Protesto de caminhoneiros que fechou parte da Fernão Dias, na altura de Igarapé, na Região Metropolitana de Belo Horizonte, ontem

Eugenio Moraes/ AE

Protesto de caminhoneiros que fechou parte da Fernão Dias, na altura de Igarapé, na Região Metropolitana de Belo Horizonte, ontem

Depois de uma reunião no Palácio do Planalto, a Advocacia-Geral da União (AGU) ingressou com ações na Justiça Federal em sete estados para pedir a suspensão imediata dos bloqueios de rodovias promovidos por caminhoneiros. Essa foi a forma escolhida pela categoria para protestar contra o aumento no diesel e pelo reajuste no frete.

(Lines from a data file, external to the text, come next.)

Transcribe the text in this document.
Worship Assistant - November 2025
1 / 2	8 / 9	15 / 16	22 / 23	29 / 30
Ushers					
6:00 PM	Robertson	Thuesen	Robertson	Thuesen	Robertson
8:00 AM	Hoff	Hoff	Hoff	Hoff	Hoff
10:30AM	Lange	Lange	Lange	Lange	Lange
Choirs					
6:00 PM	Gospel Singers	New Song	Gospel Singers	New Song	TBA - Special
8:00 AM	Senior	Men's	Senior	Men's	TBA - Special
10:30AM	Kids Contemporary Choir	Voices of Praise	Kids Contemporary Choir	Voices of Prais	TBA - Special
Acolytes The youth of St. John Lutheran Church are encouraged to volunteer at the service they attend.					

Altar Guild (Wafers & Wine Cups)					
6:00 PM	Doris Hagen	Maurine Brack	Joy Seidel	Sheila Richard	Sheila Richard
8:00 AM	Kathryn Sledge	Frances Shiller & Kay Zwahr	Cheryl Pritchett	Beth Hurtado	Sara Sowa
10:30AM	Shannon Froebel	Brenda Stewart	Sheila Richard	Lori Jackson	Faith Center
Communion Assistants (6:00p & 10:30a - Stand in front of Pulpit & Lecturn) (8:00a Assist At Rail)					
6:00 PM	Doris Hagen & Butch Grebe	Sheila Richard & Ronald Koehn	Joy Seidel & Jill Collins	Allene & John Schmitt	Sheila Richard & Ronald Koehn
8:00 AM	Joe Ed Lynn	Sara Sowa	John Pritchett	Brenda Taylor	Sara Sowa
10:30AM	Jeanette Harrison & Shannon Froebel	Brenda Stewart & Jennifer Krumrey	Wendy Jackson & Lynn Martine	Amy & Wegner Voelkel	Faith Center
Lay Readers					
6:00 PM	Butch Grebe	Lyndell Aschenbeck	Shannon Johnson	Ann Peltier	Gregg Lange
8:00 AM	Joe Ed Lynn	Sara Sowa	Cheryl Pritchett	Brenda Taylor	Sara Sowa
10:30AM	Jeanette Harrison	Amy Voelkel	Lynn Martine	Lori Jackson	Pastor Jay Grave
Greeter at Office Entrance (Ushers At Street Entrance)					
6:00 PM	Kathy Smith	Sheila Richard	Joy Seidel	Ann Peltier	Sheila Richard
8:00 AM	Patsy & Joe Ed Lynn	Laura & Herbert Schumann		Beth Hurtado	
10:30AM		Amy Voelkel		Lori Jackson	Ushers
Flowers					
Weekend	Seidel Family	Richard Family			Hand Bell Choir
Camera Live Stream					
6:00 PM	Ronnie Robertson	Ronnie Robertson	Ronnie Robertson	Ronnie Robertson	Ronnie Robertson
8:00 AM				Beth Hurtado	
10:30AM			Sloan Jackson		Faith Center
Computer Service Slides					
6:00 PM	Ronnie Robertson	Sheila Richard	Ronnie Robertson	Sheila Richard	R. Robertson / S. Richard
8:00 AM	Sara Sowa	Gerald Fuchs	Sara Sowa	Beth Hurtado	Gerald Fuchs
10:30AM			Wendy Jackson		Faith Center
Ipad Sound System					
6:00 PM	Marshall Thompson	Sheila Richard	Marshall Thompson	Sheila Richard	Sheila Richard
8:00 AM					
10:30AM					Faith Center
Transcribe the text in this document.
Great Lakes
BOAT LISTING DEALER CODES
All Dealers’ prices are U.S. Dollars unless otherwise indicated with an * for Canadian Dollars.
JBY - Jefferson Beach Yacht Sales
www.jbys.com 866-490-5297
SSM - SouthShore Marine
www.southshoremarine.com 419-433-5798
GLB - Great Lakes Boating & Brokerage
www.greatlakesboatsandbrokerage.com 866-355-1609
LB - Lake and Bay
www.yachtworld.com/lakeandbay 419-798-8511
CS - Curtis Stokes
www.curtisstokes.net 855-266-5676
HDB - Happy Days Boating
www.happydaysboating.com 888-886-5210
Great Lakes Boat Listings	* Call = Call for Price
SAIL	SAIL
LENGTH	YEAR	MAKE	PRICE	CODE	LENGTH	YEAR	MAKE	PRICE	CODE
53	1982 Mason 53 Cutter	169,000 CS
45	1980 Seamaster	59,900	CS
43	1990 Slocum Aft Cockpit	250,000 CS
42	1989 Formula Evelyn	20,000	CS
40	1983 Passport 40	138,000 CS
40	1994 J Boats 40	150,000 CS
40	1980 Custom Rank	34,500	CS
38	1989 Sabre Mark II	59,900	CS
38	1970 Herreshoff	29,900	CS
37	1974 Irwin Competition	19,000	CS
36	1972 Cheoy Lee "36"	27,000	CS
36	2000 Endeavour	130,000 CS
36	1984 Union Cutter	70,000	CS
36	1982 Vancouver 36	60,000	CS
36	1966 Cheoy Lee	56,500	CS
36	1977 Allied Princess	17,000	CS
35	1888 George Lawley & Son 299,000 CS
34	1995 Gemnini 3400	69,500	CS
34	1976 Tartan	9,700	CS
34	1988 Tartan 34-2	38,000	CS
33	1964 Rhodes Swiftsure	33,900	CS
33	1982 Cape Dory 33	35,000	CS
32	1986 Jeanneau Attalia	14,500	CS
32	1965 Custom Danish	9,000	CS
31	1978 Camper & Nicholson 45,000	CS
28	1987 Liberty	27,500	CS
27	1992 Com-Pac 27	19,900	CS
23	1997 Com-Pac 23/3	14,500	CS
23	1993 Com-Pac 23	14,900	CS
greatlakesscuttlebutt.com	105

A AGU, além de pedir a adoção de medidas necessárias para garantir o direito de ir e vir das pessoas, liberando as pistas para livre circulação, solicitou ainda a fixação de multa de R$ 100 mil para cada hora que os manifestantes se recusarem a liberar o tráfego. As ações foram ajuizadas simultaneamente nos estados de Minas Gerais, Goiás, Mato Grosso do Sul, Mato Grosso, Paraná, Santa Catarina e Rio Grande do Sul.

Desde o início da manhã desta segunda-feira (23), o Palácio do Planalto se mobilizou para tomar medidas contra a paralisação. Além do bloqueio do tráfego, o governo está preocupado com o impacto econômico do fechamento de estradas no escoamento da produção, e também do perigo com acidentes.

A primeira reunião no Planalto para tratar do assunto foi realizada pelo ministro-chefe da Secretaria Geral da Presidência da República, Miguel Rossetto; da Justiça, José Eduardo Cardozo; dos Transportes, Antônio Carlos Rodrigues; e da AGU, Luís Inácio Adams.

Após essa primeira rodada de conversas, Adams se reuniu com a presidente Dilma Rousseff, também no Planalto, e o governo deu entrada em ações na Justiça Federal em sete Estados. As ações de desobstrução das pistas serão realizadas com o apoio do Ministério da Justiça, por meio da Polícia Rodoviária Federal e da Força Nacional.